Are you in the Sub-prime business? Most say yes, but analyze your average credit score. Experian Scorex puts sub-prime at credit scores between 550-619. Anything below 550 is considered Deep Subprime.
What “business” you are in should be a determining factor as to how you manage it.
The deeper into subprime you get, the worse your collections will be. This is just simply the nature of it. People don’t have poor credit because they pay on time. Understanding and accepting this is part of the deal. The trick is how to work with them.
We said it before, you can’t just look at the score, you have to look at what makes up the score.
I’ve heard so many dealers complain bitterly about 50-60% collection ratios, but the same dealers are the ones with “Everybody Rides” posted out front in huge letters. I’m not saying you can’t have expectations, but again, you have to temper the expectations based on the customer.
I am a firm believer in working with people instead of screaming at them or threatening them. If you tell them a car is going to cost $500 a month, and they hesitate, then take that as a cue to ask more questions. Ask yourself, can I accept $425 for 42 months instead of $500 for 36 months?

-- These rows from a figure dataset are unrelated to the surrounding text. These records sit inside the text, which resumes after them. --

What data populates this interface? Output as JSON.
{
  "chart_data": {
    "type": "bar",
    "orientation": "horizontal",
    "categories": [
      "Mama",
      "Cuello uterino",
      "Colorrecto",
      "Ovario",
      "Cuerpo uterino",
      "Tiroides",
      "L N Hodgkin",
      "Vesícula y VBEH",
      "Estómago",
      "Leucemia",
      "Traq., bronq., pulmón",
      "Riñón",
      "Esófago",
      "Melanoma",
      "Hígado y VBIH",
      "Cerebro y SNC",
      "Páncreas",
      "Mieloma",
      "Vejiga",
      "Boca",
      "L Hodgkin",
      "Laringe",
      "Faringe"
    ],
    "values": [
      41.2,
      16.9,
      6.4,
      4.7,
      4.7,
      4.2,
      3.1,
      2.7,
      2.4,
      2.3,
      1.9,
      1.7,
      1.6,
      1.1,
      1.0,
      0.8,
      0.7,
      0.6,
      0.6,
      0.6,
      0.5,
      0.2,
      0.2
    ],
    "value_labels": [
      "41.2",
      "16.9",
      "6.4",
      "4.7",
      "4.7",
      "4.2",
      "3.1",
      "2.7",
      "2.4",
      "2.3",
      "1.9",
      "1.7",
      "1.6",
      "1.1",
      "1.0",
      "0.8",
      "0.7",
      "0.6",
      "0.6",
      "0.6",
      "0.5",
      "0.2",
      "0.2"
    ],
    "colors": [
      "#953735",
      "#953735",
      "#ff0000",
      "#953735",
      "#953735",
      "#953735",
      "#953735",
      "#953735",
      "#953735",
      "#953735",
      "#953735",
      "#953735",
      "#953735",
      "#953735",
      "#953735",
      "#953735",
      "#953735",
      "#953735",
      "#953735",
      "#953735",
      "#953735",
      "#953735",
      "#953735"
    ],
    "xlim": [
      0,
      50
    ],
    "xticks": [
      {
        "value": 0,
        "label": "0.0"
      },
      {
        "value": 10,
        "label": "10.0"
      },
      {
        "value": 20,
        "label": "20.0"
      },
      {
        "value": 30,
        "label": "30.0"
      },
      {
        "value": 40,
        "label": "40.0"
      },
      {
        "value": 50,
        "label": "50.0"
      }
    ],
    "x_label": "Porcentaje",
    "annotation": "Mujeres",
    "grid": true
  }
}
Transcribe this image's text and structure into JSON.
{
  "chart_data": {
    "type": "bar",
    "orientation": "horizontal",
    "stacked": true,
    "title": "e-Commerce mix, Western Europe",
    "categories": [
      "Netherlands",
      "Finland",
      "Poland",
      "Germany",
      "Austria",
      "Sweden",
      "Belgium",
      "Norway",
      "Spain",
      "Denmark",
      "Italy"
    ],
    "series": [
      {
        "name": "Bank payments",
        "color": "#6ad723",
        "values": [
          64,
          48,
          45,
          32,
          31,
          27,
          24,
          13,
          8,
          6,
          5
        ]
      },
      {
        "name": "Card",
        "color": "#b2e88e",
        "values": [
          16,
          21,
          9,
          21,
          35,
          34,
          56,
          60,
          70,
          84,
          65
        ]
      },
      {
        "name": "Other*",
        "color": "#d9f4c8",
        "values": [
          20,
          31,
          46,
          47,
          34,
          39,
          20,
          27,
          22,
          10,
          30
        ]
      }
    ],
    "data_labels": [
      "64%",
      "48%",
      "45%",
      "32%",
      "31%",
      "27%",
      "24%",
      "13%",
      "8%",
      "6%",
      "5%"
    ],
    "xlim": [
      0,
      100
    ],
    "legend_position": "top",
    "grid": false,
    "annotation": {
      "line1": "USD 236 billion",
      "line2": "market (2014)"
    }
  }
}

Point is, find out what works for the people you have chosen to do business with. Ask. Large companies spend huge amounts of money targeting their bases. They take the demographics and desires, and retool advertising and stock to meet the needs and wants of the chosen base. There are so many BHPH dealers out there who simply stumble on the business, but make no real effort to determine what business they are in. This is a major reason why so many BHPH lots are here today and gone tomorrow.
If you realize you are in the wrong business, then it’s worth a little money to remake that business into the niche you want it to be, because you will profit rather than spend a few years losing money until you are bankrupt.